L’arrivo in città dalla strada ferrata è annunciato prima dall’argento magico e misterioso degli ulivi e, poco dopo, dalle gru dei cantieri navali, che come volatili immobili e maestosi, ti rassicurano della presenza del mare.
Poi d’improvviso, si spalanca un buio di polvere e ruggine, di un grigio profondo come un baratro. È il girone infernale dell’Ilva, zolfo negli occhi e sale su una ferita, aperta da quasi 60 anni, troppi ormai.
La voce gentile del treno ti allerta, questione di minuti e sarai, col tuo bagaglio, ancora leggero, finalmente con i piedi per terra.

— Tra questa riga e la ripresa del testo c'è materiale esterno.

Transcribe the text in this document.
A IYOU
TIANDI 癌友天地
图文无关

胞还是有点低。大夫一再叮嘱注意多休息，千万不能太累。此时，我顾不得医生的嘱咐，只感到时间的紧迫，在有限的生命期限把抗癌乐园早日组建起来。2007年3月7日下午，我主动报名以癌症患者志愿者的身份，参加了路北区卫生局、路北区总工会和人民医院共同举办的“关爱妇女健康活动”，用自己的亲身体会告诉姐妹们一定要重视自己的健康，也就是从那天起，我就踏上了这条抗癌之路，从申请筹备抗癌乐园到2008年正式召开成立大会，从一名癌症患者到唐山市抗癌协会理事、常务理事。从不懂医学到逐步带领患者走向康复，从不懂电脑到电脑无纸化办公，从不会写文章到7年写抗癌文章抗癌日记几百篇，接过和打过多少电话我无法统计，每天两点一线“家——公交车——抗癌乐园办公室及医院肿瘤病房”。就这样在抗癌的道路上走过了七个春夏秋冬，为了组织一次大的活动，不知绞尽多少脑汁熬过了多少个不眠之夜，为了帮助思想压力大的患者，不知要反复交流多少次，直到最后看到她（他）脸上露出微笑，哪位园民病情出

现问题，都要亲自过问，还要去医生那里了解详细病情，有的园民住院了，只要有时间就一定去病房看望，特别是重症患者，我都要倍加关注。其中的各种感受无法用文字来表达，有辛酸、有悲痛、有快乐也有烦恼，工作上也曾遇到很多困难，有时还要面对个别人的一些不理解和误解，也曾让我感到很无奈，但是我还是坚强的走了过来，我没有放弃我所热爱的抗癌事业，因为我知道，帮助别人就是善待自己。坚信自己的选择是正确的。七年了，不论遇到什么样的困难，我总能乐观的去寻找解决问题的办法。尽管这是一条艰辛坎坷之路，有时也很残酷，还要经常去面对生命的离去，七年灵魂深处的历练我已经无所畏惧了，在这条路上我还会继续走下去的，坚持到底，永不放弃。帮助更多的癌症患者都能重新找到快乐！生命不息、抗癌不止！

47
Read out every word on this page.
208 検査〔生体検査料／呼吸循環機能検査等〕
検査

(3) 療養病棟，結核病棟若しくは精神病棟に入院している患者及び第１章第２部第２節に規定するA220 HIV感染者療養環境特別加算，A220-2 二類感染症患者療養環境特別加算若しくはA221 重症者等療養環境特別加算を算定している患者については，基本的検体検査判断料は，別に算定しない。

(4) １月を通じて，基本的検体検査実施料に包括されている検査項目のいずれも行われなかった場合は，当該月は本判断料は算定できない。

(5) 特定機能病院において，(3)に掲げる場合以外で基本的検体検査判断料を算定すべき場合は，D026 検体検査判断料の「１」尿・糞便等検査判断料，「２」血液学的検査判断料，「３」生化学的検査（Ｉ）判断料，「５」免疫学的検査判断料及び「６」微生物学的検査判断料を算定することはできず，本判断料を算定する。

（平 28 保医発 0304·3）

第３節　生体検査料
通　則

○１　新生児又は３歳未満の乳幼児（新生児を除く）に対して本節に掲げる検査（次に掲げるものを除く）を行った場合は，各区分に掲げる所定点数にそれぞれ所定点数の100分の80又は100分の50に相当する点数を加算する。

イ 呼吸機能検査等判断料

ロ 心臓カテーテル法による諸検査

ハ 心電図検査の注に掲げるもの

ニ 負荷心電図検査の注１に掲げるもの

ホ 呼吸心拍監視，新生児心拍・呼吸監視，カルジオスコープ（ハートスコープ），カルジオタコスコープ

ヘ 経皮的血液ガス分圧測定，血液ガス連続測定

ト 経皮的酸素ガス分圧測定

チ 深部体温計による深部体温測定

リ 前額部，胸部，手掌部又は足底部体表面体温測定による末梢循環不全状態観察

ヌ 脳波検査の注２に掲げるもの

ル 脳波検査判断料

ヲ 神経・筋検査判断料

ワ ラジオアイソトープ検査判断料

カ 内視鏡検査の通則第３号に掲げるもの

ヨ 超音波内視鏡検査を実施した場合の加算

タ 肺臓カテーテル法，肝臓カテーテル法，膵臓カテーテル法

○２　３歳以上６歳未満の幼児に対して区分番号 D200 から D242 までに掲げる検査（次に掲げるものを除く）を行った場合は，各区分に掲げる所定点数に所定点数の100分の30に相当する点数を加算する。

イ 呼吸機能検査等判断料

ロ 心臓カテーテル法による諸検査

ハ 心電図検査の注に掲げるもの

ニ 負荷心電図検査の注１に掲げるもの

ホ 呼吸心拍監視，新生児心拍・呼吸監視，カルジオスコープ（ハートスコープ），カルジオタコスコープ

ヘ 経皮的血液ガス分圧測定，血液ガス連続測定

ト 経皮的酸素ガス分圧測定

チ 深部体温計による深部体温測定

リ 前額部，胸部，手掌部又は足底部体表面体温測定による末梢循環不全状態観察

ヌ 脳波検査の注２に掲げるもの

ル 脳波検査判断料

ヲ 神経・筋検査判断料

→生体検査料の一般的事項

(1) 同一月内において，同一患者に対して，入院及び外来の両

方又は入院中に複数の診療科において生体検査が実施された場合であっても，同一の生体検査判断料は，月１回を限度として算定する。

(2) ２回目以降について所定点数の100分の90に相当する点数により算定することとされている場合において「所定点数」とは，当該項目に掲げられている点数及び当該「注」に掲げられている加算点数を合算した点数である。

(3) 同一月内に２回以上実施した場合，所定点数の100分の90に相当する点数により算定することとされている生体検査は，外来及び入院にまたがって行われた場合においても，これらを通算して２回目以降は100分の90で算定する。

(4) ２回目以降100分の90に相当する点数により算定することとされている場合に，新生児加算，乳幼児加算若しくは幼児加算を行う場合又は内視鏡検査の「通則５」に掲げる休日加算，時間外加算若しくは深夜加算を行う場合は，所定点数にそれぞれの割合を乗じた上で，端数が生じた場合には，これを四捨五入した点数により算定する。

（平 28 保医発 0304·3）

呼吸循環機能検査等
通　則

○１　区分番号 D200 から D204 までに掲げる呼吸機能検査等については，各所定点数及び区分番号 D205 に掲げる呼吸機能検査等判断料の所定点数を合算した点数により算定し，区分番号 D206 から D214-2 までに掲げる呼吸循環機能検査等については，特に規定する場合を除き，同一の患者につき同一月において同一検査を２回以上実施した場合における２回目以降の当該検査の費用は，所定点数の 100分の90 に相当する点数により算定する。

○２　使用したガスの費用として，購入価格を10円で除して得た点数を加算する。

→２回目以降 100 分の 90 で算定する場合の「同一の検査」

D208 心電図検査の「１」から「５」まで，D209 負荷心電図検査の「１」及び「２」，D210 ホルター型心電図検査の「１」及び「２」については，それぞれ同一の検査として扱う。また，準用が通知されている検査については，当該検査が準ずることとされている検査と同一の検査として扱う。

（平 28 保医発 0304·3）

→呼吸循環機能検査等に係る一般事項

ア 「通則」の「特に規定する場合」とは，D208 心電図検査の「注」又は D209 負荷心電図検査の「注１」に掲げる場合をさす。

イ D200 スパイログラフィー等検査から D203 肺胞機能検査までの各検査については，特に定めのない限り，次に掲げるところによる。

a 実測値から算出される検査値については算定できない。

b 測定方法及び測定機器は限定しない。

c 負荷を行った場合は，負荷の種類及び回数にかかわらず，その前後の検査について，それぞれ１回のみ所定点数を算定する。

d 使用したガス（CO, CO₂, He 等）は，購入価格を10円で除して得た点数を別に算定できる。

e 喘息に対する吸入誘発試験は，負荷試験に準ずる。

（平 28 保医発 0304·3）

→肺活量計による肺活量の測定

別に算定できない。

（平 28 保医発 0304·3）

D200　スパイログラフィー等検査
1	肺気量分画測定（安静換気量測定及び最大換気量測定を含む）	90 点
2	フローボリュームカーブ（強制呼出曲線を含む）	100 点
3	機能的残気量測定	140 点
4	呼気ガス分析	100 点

Mi piacerebbe, almeno una volta, poter arrivare via mare. Proprio da lì, dal Mar Grande, dove le antiche mura aragonesi della città, indorate dal sole, sembrano allargarsi in un ampio abbraccio, pronto ad accoglierti e a condurti sulla costa dell’altro mare, il Mar Piccolo, dove trovare ristoro.
Attraverserei dunque i due mari. E sì, perché Taranto è luogo di doppi.
Ha una città nuova che sorge sulla terraferma e un’Isola Madre che ospita la Città Vecchia. Entrambe giacciono sull’arcaico nucleo della colonia greca, in sostanza gli avi sono le nostre fondamenta, in un’ininterrotta continuità di vita.
Le due parti di città, la Madre e la figlia, sono congiunte da due ponti che ti consentono di camminare sui due mari, perché, come dicevo, anche i mari sono doppi: Mar Grande e Mar Piccolo.
Il Grande nutre il respiro salmastro del Piccolo, che poppa acqua dolce dai citri, sorgenti sottomarine.
Nel suo “Giardino” il Piccolo colleziona cozze che, avvinghiate ai loro pali, si sollazzano filtrando acqua e catturando il sole che si impiglia nella polpa.
Il Piccolo respira e restituisce nutrimento al Grande.
Il Mare dunque è certo maschile ma per me, come per i greci, anche femminile.
Η Θάλασσα, “la mare”, parola che suona di onde, salsedine e amore.
Nelle sue acque nasce e cresce una moltitudine di creature marine, dalle infinitamente piccole ai cavallucci marini, alle tartarughe e ai delfini.
In queste acque sono sommersi anche i desideri, muti come pesci, della città.
E noi ci affacciamo dal parapetto del “lungo(a)mare” per cercare, consapevoli o meno, di pescarli: per lenza lo sguardo e un sogno per amo.
Passeggio spesso sul lungo(a)mare, mai in un orario preciso, ma sempre nel vociare del dialetto tarantino.
Camminando catturo parole che mi raccontano dei miei nonni, dei loro padri e madri, di ricordi d’infanzia e di un’antica storia che parla di Grecia.
È una lingua che suona un po’ dura, quella tarantina, raggruppa le vocali finali delle parole in unico suono, quasi incompiuto, che si contrae indolente tra una a e una e, abbonda di u che scendono nel profondo,e di suoni gutturali, come il richiamo imperioso di un lattante.
Ricerco e raccolgo le parole più dolci, di affetto e di cura.
Ritrovo le babbucce – papoutsia in greco – le calde pantofole di lana cucite dalla nonna.
Le cerasə – kerasi – raccolte con mia sorella nella gialla campagna nostrana.
La celonə – chelona –, chiamata in causa anche per sfottò: “uè cap’ də celonə”, “ehi testa di tartaruga”.
E ne riscopro altre: aggarbatə, spuenzə, smorzə, adènziə, marangə…
Raccolgo ogni parola e a ognuna ci aggancio almeno un ricordo, impacchetto il tutto e lo metto in valigia, pronta – ma mai abbastanza – a compiere il viaggio a ritroso. I due mari, il girone infernale, le maestose gru, gli ulivi e la lunga linea ininterrotta della rotaia.